GlobalCOAL facilitates the trading of coal and coal derivatives by means of a standard industry contract (‘SCoTA’) and an online trading platform. Traders and brokers who make use of this platform sign a Product Licensing Agreement. Under this agreement, globalCOAL grants licensees a licence ‘under its Intellectual Property Rights in the globalCOAL Products to use the globalCOAL Products and the Trade Marks’ and in return the licensees undertake not to the ‘use the globalCOAL Products’ in certain ways, including transactions with parties that are not other globalCOAL licensees. ‘Products’ include data, prices, indices and contracts developed and published by globalCOAL.
This agreement was scrutinized last week in Global Coal Ltd v. London Commodity Brokers. The court asked itself: is it only globalCOAL’s IP that licensees are undertaking not to use in prohibited ways or does the undertaking extend further, to not using any of globalCOAL’s information and documents? Mr Justice Briggs came to the conclusion that the undertaking related to the Products, not the IP. If London Commodity Brokers had used the Products in brokering trades with parties that were not globalCOAL licensees, it would be in breach of contract even if it had not made use of globalCOAL’s IP.

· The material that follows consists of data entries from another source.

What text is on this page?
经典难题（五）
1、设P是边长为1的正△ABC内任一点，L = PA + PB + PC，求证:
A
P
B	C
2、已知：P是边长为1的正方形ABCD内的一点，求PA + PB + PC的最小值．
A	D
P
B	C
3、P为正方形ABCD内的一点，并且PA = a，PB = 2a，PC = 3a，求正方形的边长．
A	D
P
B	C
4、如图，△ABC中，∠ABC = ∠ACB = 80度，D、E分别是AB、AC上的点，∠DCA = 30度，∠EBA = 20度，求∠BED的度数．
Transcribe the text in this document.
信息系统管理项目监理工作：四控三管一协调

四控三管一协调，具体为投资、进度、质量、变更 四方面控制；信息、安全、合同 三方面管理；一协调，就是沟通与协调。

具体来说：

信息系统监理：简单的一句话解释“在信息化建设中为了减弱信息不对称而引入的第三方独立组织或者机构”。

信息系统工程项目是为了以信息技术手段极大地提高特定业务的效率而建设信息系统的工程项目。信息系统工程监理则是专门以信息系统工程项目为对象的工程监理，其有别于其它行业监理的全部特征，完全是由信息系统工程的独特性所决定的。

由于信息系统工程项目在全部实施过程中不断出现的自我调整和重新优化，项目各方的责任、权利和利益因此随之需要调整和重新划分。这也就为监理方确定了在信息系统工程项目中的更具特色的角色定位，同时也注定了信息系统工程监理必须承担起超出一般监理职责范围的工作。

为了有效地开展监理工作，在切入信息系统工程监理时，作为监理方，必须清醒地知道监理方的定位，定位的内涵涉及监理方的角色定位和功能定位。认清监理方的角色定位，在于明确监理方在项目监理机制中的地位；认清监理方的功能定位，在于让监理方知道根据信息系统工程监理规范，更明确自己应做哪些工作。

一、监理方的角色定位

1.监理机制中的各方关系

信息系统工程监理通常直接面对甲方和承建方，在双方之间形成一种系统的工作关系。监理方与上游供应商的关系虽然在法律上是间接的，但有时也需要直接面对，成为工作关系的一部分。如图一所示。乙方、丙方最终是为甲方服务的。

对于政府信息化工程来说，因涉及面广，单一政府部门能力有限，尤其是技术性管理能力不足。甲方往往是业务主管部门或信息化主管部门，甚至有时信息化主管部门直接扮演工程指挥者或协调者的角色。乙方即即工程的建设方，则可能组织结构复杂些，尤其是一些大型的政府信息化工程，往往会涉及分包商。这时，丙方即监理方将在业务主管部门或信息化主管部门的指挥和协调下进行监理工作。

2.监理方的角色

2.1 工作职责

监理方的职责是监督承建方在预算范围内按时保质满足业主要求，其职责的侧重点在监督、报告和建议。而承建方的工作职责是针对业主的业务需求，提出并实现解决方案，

Either way, the licensees’ obligations technically extend beyond IP rights. Copyright could never forbid you to refer to a dictionary when you write something. A contract can, perhaps. Moreover, restricting use of the Products was working more efficiently for globalCOAL than enforcing IP: the court found it easier, quicker and cheaper to determine whether a licensee had used the Products than the IP (e.g. copying SCoTA) – and jurisdiction was cleaner too.
But the advantages may not be without their risks. As the judgment draws to a close, it makes a passing reference to ‘potentially serious issues of abuse of dominant position’, but leaves them for another day.